Leave time for your spouse. Give him or her special time with you apart from the children by planning special times together (date nights and weekend getaways). Be sure to also allow enough time in your schedule for spontaneity.
I admit to having struggled with this goal over the years because I love a fast-paced life. After attending the kids’ activities, going to work and spending time with friends, I have often felt that I’m serving my time leftovers to Greg. He and I have become extra careful to make marriage time the top priority in our schedules. We have to be intentional about continually pursuing each other and making certain that we allow plenty of time to share experiences.
Reminisce about the early days. If you feel your friendship has faded, invite your spouse on a date and remember the early days of your dating relationship. Ask question like: “What did we talk about?” “Which of our dates were the most memorable?” “What did you most enjoy about me then?” Consider looking at pictures of those special years or even visit some of the places that were special to you both.
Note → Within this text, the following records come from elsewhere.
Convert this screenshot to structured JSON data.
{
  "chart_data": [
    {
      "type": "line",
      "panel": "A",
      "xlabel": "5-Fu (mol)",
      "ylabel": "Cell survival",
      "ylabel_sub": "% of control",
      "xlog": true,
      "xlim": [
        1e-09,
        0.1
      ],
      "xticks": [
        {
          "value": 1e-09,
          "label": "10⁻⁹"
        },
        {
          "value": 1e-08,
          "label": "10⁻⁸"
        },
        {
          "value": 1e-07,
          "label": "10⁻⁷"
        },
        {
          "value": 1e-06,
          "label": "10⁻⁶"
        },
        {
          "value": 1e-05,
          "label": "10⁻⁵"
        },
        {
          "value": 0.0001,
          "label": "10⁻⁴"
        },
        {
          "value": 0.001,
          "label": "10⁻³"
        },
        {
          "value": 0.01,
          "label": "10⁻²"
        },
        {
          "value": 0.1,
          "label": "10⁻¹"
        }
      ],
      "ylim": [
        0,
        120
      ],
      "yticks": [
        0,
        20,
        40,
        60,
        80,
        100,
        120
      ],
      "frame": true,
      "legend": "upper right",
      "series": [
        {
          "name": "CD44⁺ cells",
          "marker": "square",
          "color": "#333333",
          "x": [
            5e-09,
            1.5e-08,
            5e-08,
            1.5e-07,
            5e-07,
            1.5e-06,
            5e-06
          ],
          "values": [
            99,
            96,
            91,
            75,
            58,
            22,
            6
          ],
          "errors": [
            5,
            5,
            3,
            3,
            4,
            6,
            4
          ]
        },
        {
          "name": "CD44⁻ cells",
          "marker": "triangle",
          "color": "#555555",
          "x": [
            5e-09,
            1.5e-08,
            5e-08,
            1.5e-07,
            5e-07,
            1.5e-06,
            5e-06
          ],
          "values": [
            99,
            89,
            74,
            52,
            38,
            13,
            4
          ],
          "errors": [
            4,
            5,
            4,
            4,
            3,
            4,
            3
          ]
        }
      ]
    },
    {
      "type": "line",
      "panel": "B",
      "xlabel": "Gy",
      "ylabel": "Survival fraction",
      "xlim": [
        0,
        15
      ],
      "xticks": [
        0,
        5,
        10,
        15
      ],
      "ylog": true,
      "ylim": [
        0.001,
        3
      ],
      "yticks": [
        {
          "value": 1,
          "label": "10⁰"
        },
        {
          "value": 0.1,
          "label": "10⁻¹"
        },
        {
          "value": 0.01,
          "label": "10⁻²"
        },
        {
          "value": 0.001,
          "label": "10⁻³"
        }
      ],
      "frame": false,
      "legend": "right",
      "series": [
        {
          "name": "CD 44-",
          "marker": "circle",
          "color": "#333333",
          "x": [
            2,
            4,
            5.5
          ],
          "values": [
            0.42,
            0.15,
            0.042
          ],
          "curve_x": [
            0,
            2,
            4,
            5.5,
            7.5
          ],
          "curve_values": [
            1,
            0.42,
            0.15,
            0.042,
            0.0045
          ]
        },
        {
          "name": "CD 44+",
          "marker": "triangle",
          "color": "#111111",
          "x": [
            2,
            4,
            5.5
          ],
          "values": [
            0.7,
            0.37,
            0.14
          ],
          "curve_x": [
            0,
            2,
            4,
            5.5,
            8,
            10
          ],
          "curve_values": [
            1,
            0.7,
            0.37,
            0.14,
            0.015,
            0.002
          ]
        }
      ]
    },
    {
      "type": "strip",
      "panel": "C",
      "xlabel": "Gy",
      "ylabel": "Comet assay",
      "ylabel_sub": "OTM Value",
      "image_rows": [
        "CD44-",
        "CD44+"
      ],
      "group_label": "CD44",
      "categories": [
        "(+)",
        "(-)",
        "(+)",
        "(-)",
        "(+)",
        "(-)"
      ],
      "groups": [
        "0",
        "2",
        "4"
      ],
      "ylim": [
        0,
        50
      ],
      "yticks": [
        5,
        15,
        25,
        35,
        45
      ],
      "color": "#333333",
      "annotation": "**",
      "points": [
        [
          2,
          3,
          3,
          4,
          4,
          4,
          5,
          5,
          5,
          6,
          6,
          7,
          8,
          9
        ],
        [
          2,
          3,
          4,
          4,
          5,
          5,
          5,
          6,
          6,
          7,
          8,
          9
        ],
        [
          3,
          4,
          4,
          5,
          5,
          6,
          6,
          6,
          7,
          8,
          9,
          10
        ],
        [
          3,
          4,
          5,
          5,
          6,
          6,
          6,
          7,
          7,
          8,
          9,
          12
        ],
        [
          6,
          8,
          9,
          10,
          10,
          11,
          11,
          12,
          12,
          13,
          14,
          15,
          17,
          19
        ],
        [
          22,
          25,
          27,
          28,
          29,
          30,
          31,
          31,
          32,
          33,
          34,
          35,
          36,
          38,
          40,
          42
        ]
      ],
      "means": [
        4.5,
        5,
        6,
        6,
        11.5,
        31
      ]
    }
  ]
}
On one of our anniversaries, Greg and I spent the day in Denver, Colorado, the city we lived in during our first 18 months of marriage. We drove from place to place where we had studied, worked and walked. We reminisced about the fun things we did, about bringing our first daughter home from the hospital and also about some of the challenges we overcame.
Put the smartphone down. There’s a word for ignoring someone while looking at your phone — it’s derived from “phone-snubbing” — don’t phub your spouse! Set the phone down! (I am lecturing myself here.) When I asked couples what they have done to keep their friendship alive, almost every one of them said they plan times to do something fun together, and they leave the phones either at home or put away. When your eyes are on a screen, you are distracted from being present in the moment because your attention is diverted from your spouse.
I have decided that Greg deserves my eyes — because he is more important to me than any other person on this earth. And a spiritual friendship with him is the foundation of my happiness now and for the future.